Лида придерживала Кузьку, а остальные стояли на крыльце и смотрели на убивающуюся горем мать.
– Он здесь жить не будет, – Панкрат метался по двору, пытаясь прикурить. – Этот шакал сам себе вырыл яму. Я его приютил, а он мне плюнул в душу.
Неожиданно девочка Света и два ее брата начали реветь, подходя к горластой матери. Узнав в побитом мужике отца, они стали так отчаянно горлопанить и звать его, что Панкрат обомлел. Остановившись, он уставился на детей. В памяти возродились картинки из прошлого, когда его отец Федос подрался с местным мужиком, который украл у них курицу. Правда, вор нехило отметелил батю, и тот чуть не умер.

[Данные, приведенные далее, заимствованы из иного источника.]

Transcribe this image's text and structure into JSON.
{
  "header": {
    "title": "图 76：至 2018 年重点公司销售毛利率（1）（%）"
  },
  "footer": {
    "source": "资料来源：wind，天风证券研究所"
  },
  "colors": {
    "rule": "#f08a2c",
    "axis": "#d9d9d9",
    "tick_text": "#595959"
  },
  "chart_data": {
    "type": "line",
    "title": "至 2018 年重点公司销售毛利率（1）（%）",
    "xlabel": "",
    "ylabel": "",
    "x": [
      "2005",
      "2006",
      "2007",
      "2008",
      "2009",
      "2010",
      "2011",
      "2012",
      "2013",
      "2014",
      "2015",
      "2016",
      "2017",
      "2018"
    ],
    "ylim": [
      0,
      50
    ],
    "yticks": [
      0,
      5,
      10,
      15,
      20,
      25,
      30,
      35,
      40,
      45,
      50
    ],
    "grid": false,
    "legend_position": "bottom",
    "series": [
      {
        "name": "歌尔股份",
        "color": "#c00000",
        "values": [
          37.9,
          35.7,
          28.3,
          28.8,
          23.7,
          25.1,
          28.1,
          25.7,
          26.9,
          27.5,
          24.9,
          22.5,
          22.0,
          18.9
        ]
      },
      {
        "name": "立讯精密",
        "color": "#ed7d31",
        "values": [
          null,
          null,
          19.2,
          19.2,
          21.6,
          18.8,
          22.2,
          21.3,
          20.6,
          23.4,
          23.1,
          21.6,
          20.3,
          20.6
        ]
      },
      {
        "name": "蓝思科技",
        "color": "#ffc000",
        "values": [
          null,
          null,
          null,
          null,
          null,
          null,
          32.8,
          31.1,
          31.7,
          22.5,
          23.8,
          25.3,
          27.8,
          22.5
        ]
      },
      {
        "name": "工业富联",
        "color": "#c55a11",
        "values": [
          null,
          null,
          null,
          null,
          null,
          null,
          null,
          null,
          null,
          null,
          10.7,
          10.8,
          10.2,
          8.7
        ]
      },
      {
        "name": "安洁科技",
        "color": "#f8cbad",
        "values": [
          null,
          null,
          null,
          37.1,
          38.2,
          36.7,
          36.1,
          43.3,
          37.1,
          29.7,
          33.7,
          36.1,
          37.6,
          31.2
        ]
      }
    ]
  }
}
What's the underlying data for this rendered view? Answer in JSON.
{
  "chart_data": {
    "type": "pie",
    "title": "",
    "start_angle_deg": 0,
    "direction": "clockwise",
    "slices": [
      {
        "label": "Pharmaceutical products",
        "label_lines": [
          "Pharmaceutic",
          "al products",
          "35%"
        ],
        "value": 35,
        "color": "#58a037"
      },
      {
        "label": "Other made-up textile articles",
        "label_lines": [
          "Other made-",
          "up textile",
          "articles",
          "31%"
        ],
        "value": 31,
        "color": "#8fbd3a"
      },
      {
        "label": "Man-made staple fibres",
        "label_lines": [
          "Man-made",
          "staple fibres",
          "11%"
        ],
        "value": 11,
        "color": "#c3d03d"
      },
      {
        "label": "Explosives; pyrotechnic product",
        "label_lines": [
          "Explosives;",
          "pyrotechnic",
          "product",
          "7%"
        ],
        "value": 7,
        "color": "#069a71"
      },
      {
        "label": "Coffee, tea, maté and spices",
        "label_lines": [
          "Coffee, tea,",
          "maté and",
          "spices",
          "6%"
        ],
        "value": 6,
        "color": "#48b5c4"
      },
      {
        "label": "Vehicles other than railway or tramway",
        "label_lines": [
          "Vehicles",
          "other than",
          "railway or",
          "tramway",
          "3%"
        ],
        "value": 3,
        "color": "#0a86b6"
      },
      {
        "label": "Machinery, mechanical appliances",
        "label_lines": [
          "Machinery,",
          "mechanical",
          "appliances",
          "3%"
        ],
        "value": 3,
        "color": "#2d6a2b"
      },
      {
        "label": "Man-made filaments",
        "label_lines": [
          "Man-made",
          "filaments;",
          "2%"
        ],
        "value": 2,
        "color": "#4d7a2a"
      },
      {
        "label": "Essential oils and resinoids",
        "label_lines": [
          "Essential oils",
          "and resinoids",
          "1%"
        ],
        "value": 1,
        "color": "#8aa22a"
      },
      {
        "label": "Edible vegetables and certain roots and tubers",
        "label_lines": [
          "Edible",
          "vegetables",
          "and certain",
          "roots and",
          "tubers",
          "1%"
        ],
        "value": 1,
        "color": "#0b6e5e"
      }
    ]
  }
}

Маленькие Панкрат и Егор точно также стояли рядом с валяющимся во дворе отцом и рыдали в три ручья. Было очень страшно.
Протерев ладонью лицо, Панкрат поднял девчонку на руки и понес домой. На полу все также сидела Марфа, всхлипывая после истерики. Сунув девчушку матери, Панкрат поднял на ноги жену и посадил на лавку, рядом с мамой.
– Всю душу вынули, – стукнул себя кулаком в грудь. – Только из-за детей я его в живых оставлю. Из-за детей…
Глаза Панкрата блестели от слез. С каждым словом, он бил себя в грудь, чтобы боль не давала заплакать. Панкрат кусал губы и смотрел на маленькую Светочку, которая обняла бабушку и рыдала.
– Ведите его в баню. Пусть там отмокает. Пусть там живет. Чтоб глаза мои его не видели…
Глава 25
Сорвав с гвоздя фуфайку, он пулей выскочил из хаты. Направляясь к калитке, заметил краем глаза сидящего на земле Егора, который держался за голову, а рядом – его жена. Мальчишки обступили отца с матерью и громко всхлипывают. Сердце сжалось от жалкого вида этой никчемной семейки. Толкнув ногой калитку, Панкрат выскочил на дорогу. Остановился. Вынул из кармана пачку, понял, что она пуста. Смял и выбросил на обочину. До поздней ночи никто не знал, куда ушел Панкрат. Все сидели в своих комнатах, тихо, не общаясь между собой, и только Степан с Галиной закрывали на ночь сараи, накормив скотину. Входя в дом, они переговаривались шепотом, чтобы никто не услышал.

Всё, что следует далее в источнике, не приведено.